Au lac Saint-Pierre, près d’une quinzaine de chenaux sont suffisamment fréquentés par les embarcations de plaisance pour que ces dernières soient susceptibles de causer de l’érosion par le batillage. Ce sont dans les chenaux aux Corbeaux, du Moine et des Raisins que les problématiques d’érosion semblent les plus marquées (Annexe 5)53.

À l’été 1999, une visite terrain dans l’archipel a permis d’identifier les segments de rives sévèrement érodés53. Les différents chenaux présentent un total de 242 km de rives, dont 18 km sont sévèrement érodés (7 % des rives avec un recul annuel d’au moins 1 m; Figure 14) et 148 km moins sévèrement érodés (61 % des rives; Annexe 5)53. Lorsque comparé à la longueur de rives présentant des problématiques d’érosion influencées par des navires commerciaux (0,1 km), il est évident que la navigation de plaisance a un très important potentiel d’érosion par le batillage. La petite taille des embarcations de plaisance leur permettant de naviguer dans les différents chenaux et l’attrait des plaisanciers pour ces secteurs ne sont pas étrangers à cette problématique.

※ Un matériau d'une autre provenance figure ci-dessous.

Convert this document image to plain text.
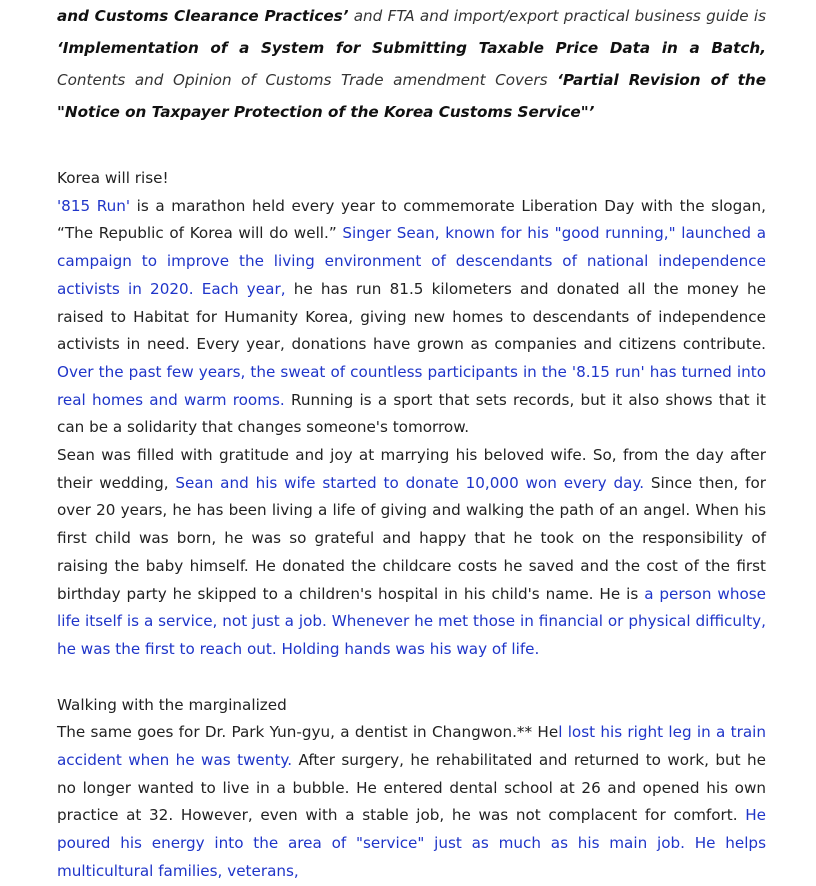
and Customs Clearance Practices’ and FTA and import/export practical business guide is ‘Implementation of a System for Submitting Taxable Price Data in a Batch, Contents and Opinion of Customs Trade amendment Covers ‘Partial Revision of the "Notice on Taxpayer Protection of the Korea Customs Service"’

Korea will rise!

'815 Run' is a marathon held every year to commemorate Liberation Day with the slogan, “The Republic of Korea will do well.” Singer Sean, known for his "good running," launched a campaign to improve the living environment of descendants of national independence activists in 2020. Each year, he has run 81.5 kilometers and donated all the money he raised to Habitat for Humanity Korea, giving new homes to descendants of independence activists in need. Every year, donations have grown as companies and citizens contribute. Over the past few years, the sweat of countless participants in the '8.15 run' has turned into real homes and warm rooms. Running is a sport that sets records, but it also shows that it can be a solidarity that changes someone's tomorrow.

Sean was filled with gratitude and joy at marrying his beloved wife. So, from the day after their wedding, Sean and his wife started to donate 10,000 won every day. Since then, for over 20 years, he has been living a life of giving and walking the path of an angel. When his first child was born, he was so grateful and happy that he took on the responsibility of raising the baby himself. He donated the childcare costs he saved and the cost of the first birthday party he skipped to a children's hospital in his child's name. He is a person whose life itself is a service, not just a job. Whenever he met those in financial or physical difficulty, he was the first to reach out. Holding hands was his way of life.

Walking with the marginalized

The same goes for Dr. Park Yun-gyu, a dentist in Changwon.** Hel lost his right leg in a train accident when he was twenty. After surgery, he rehabilitated and returned to work, but he no longer wanted to live in a bubble. He entered dental school at 26 and opened his own practice at 32. However, even with a stable job, he was not complacent for comfort. He poured his energy into the area of "service" just as much as his main job. He helps multicultural families, veterans,
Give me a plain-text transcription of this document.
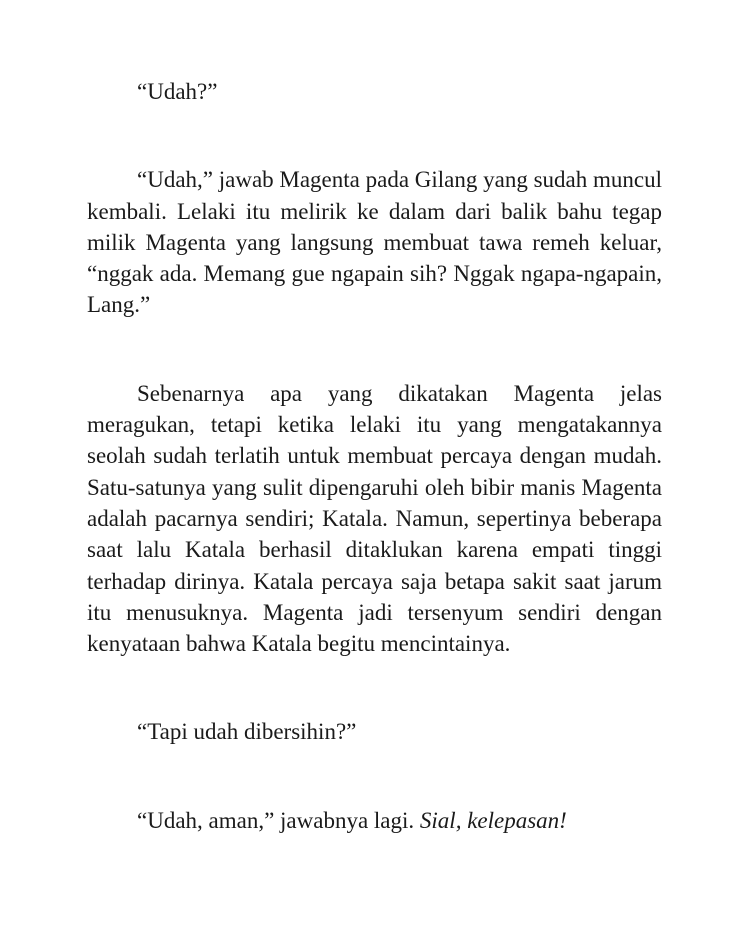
“Udah?”

“Udah,” jawab Magenta pada Gilang yang sudah muncul kembali. Lelaki itu melirik ke dalam dari balik bahu tegap milik Magenta yang langsung membuat tawa remeh keluar, “nggak ada. Memang gue ngapain sih? Nggak ngapa-ngapain, Lang.”

Sebenarnya apa yang dikatakan Magenta jelas meragukan, tetapi ketika lelaki itu yang mengatakannya seolah sudah terlatih untuk membuat percaya dengan mudah. Satu-satunya yang sulit dipengaruhi oleh bibir manis Magenta adalah pacarnya sendiri; Katala. Namun, sepertinya beberapa saat lalu Katala berhasil ditaklukan karena empati tinggi terhadap dirinya. Katala percaya saja betapa sakit saat jarum itu menusuknya. Magenta jadi tersenyum sendiri dengan kenyataan bahwa Katala begitu mencintainya.

“Tapi udah dibersihin?”

“Udah, aman,” jawabnya lagi. Sial, kelepasan!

Figure 14. Localisation des rives prioritaires du secteur de l’archipel du lac Saint-Pierre53

Ouvrages de protection des rives contre l’érosion

Dans les années 1980, un programme fédéral de protection des rives a permis la construction d’ouvrages de protection des rives (surtout de l’enrochement) sur des propriétés privées situées à moins de 915 m du centre du chenal de navigation. Des municipalités comme Sorel se sont prévalues de ce programme qui a été aboli en 199712. Les coûts très élevés des matériaux et de la main-d’œuvre liés aux travaux de stabilisation des rives empêchent la réalisation de projets à grande échelle.